Tinsley confirmed that the same capability for Citrix XenCenter will be available near the end of the year, with another version of VXOA for Microsoft virtualization environments also on the horizon.

Silver Peak has emerged as channel-friendly upstart in the WAN optimization space and one of the most buzzed-about alternatives to Riverbed Technology, which dominates the segment with what most analysts say is a 50 percent to 52 percent share to Silver Peak's roughly 6 percent to 7 percent.

In late 2011, Silver Peak launched an updated channel program, Silver Peak Champions, and in February, went live with what it called the Virtual WAN Optimization Marketplace -- an online site through which customers can access all of Silver Peak's virtual WAN optimization appliances and test-drive them with a 30-day trial license.

According to Tinsley, the marketplace has been a success.

"Ninety percent of the customers doing trials are using our virtual products, either self-service downloads or from channel partners who are doing the downloads and showing them the products," he said. "We see that, as part and parcel of making the products open and free to try, we increase our channel leverage."

Tinsley said solution providers and distributors were trying out the idea of hosting the Silver Peak marketplace on their own sites, so Silver Peak forged ahead with a franchise model for doing so.

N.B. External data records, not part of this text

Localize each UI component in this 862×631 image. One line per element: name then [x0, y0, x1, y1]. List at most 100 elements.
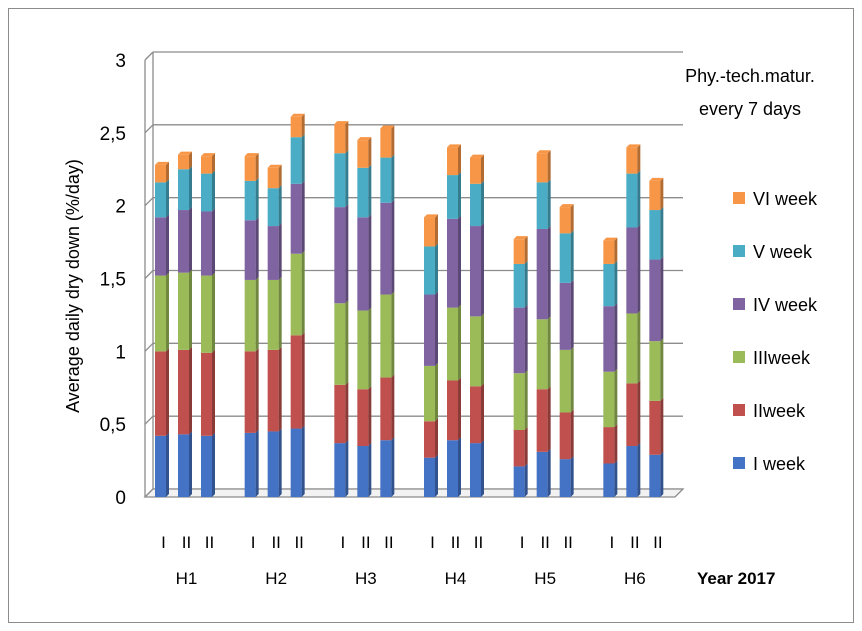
bar-segment-side: [637, 380, 641, 447]
bar-top: [380, 125, 395, 129]
bar-segment: [290, 335, 302, 429]
bar-segment-side: [368, 164, 372, 218]
bar-segment-side: [345, 150, 349, 208]
bar-segment: [267, 349, 279, 432]
bar-segment-side: [345, 204, 349, 304]
bar-segment: [470, 226, 481, 317]
gridline-slant: [144, 197, 154, 207]
bar-segment-side: [278, 185, 282, 227]
bars: [155, 113, 664, 497]
bar-top: [178, 151, 192, 155]
legend-label: IIweek: [753, 401, 806, 421]
x-group-label: H1: [176, 569, 198, 588]
bar-segment-side: [391, 125, 395, 158]
gridline-slant: [144, 124, 154, 134]
bar-segment-side: [435, 362, 438, 422]
bar-segment: [447, 380, 458, 441]
x-category-labels: I II II I II II I II II I II II I II II I II II: [161, 533, 662, 552]
bar-top: [267, 164, 282, 168]
bar-segment-side: [301, 425, 305, 497]
bar-segment: [267, 226, 279, 280]
bar-segment: [380, 440, 392, 497]
bar-segment: [470, 443, 481, 497]
bar-segment: [649, 341, 661, 401]
bar-segment: [334, 124, 346, 154]
bar-segment: [626, 313, 638, 384]
bar-segment: [290, 428, 302, 497]
bar-segment: [513, 307, 525, 374]
bar-segment-side: [570, 456, 574, 497]
bar-segment: [244, 351, 256, 433]
x-category-label: II: [205, 533, 214, 552]
bar-segment-side: [458, 377, 461, 441]
legend-label: I week: [753, 454, 806, 474]
bar-stack: [603, 237, 618, 497]
bar-segment-side: [614, 424, 618, 464]
bar-segment-side: [301, 250, 305, 336]
bar-segment-side: [637, 170, 641, 228]
bar-segment-side: [614, 260, 618, 307]
bar-segment: [447, 175, 458, 219]
bar-segment: [290, 116, 302, 138]
legend-entry: I week: [733, 454, 806, 474]
bar-segment-side: [570, 230, 574, 283]
x-category-label: II: [361, 533, 370, 552]
bar-segment: [244, 432, 256, 497]
bar-stack: [155, 161, 169, 497]
bar-segment: [155, 164, 166, 183]
bar-segment: [244, 180, 256, 221]
bar-segment: [155, 351, 166, 436]
bar-segment-side: [189, 269, 192, 350]
bar-segment-side: [660, 397, 664, 455]
x-group-label: H5: [534, 569, 556, 588]
bar-segment: [536, 182, 548, 229]
bar-stack: [380, 125, 395, 497]
bar-segment: [155, 217, 166, 276]
bar-segment-side: [391, 154, 395, 203]
legend-swatch: [733, 245, 745, 257]
bar-segment-side: [637, 310, 641, 384]
bar-top: [649, 177, 664, 181]
x-group-label: H3: [355, 569, 377, 588]
bar-segment-side: [524, 426, 528, 467]
bar-segment-side: [481, 440, 484, 497]
bar-segment-side: [570, 279, 574, 350]
legend-swatch: [733, 457, 745, 469]
bar-segment: [334, 153, 346, 208]
bar-segment-side: [458, 144, 461, 176]
bar-segment-side: [212, 432, 215, 497]
bar-segment: [513, 239, 525, 264]
bar-stack: [649, 177, 664, 497]
bar-segment: [649, 210, 661, 260]
bar-segment-side: [481, 383, 484, 444]
bar-segment: [267, 431, 279, 497]
x-category-label: I: [161, 533, 166, 552]
bar-segment-side: [660, 451, 664, 497]
bar-segment: [470, 183, 481, 227]
bar-segment: [380, 157, 392, 203]
bar-segment: [424, 365, 435, 422]
bar-segment-side: [547, 150, 551, 183]
bar-segment: [178, 169, 189, 211]
bar-segment-side: [524, 370, 528, 430]
bar-segment: [290, 253, 302, 336]
y-tick-label: 2,5: [100, 124, 126, 145]
bar-segment-side: [458, 304, 461, 381]
bar-top: [513, 236, 528, 240]
gridline-slant: [144, 415, 154, 425]
bar-top: [357, 137, 372, 141]
bar-segment-side: [614, 460, 618, 497]
bar-segment: [536, 319, 548, 390]
bar-top: [626, 144, 641, 148]
bar-segment-side: [547, 316, 551, 390]
bar-segment-side: [301, 180, 305, 254]
gridline-slant: [144, 51, 154, 61]
bar-segment: [470, 316, 481, 387]
bar-segment: [447, 440, 458, 497]
bar-segment-side: [189, 431, 192, 497]
legend-swatch: [733, 298, 745, 310]
legend-label: IIIweek: [753, 348, 811, 368]
bar-stack: [178, 151, 192, 497]
legend-entry: V week: [733, 242, 813, 262]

Sixteen of Silver Peak's partners now offer the portal as a micro-site.

"Virtualization changes a lot of the terms of how you can deliver your product and where the value can ultimately reside in the supply chain," Tinsley explained. "And we found with resellers, just as we found with customers, that a lot of them already really understand VMware and are far down the curve on virtualization. They can embrace this stuff a lot more quickly."

Tinsley didn't provide figures on how much the trial licensing was boosting sales of Silver Peak products, but said that because offering the virtual appliances as trial-able software was so inexpensive for Silver Peak -- at least, compared to providing demo equipment of hardware appliances -- it was a pretty safe bet.

"We know some customers are just window shoppers," he said. "They don't buy anything. But it's really no skin off our back to do it anymore."

Silver Peak is privately held, but Tinsley said its revenue is growing more than 40 percent sequentially. The company not only works through solution provider reseller relationships but also has a lucrative OEM business, including agreements with EMC, Hitachi Data Systems and Dell, with which Silver Peak is a global partner.

Tinsley posits that the increasing importance of virtualization in WAN optimization and the data center will expand Silver Peak's appeal to a wider range of partners. The company's earlier partners were more predisposed toward storage and infrastructure, he said, but a newer set of more application-oriented partners is already emerging.

Virtualziation's role in networking, especially, is something for which there's no turning back, Tinsley said, citing VMware's recent $1.2 billion acquisition of software-defined networking startup Nicira as a prime example.

If you needed a reason to think the tier-one vendors cared about network virtualization and the SDN trend, Tinsley said, "there's your reason."